Bain Capital Legal

Bain Capital Legal

Originally founded as Brookside Capital,[162] Bain Capital Public Equity is the subsidiary of Bain Capital. Bain Capital Public Equity was founded in October 1996 and has set itself the main objective of investing in securities of listed companies that offer the opportunity to obtain a significant capital appreciation in the long term. Bain Capital Public Equity pursues a long/short equity strategy to reduce market risk in the portfolio. [163] During his leave, Romney continued to be listed in documents filed in the United States. The revenue potential of this strategy, which could «starve» a business,[180] was augmented by a 1970s court decision that allowed companies to consider the overall fair market value of the business, rather than just their «tangible assets» to determine how much money was available to pay dividends. [181] At least in some cases, the companies acquired by Bain borrowed money to increase their dividend payments, which ultimately led to the collapse of financially stable companies. [59] Bain`s investment in Dade Behring represented a significant investment in the medical diagnostics industry. In 1994, Bain, in collaboration with Goldman Sachs Capital Partners, completed an acquisition of Dade International, the medical diagnostics division of Baxter International, in a $440 million acquisition. Dade shareholders merged the company with DuPont`s in vitro diagnostics business in May 1996 and Hoechst AG`s Behring Diagnostics business in 1997. [68] Aventis, Hoechst`s successor, acquired 52% of the merged company. [69] In 1999, the company reported sales of $1.3 billion and completed a debt recapitalization of $1.25 billion, resulting in a payment to shareholders.

[68] The dividend, along with other dividends from previous shareholders, allowed Bain Capital and Goldman Sachs to increase the return on investments eightfold. [35] [56] Revenues declined from 1999 to 2002 and, despite attempts to reduce costs through layoffs, the company went bankrupt in 2002. After the restructuring, Dade Behring exited insolvency in 2003 and operated independently until 2007, when the company was acquired by Siemens Medical Solutions. Bain and Goldman lost their remaining shares of the company in the bankruptcy. [70] Prior to joining Bain Capital, Mr. Green was a partner at Ropes & Gray LLP, where he began his legal career in 1999. He led Ropes & Gray`s global litigation and enforcement practice for private equity and alternative asset management. Prior to this role, he was co-head of Ropes & Gray`s securities litigation practice and previously led the securities enforcement practice. Bain Capital`s activities include private equity, venture capital, public equity and loans. [150] The company also has specialized business units focused on impact investing, life sciences and real estate. [151] [152] [153] Bain Capital entered the new decade with the closing of its seventh fund, Bain Capital Fund VII, with investor commitments of more than $3.1 billion. The company`s most notable investments in 2000 included the acquisition of Datek, the online brokerage firm,[95] for $700 million, as well as the acquisition of KB Toys from Consolidated Stores for $305 million.

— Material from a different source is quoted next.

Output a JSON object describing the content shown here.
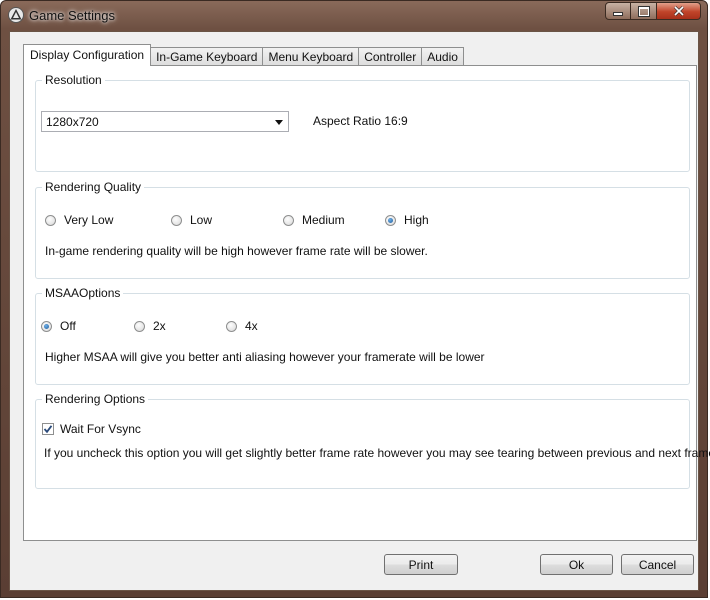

[96] Datek eventually merged with Ameritrade in 2002. KB Toys, which had been in financial trouble since the 1990s due to increasing pressure from national discount chains such as Walmart and Target, filed for chapter 11 bankruptcy protection in January 2004. Bain was able to restore the value of its investment through a dividend recapitalization in 2003. [97] In early 2001, Bain agreed to purchase a $600 million interest in Huntsman Corporation, a major chemical company owned by Jon Huntsman, Sr., but the transaction was never completed. [98] [99] With a significant amount of capital tied up in its new fund available for investment, Bain was one of the few private equity investors able to make significant transactions under the adverse conditions of the recession of the early 2000s. In July 2002, Bain, along with TPG Capital and Goldman Sachs Capital Partners, announced the high-profile leveraged purchase of Burger King from Diageo for $2.3 billion. [100] However, in November, the initial transaction collapsed when Burger King failed to meet certain performance targets.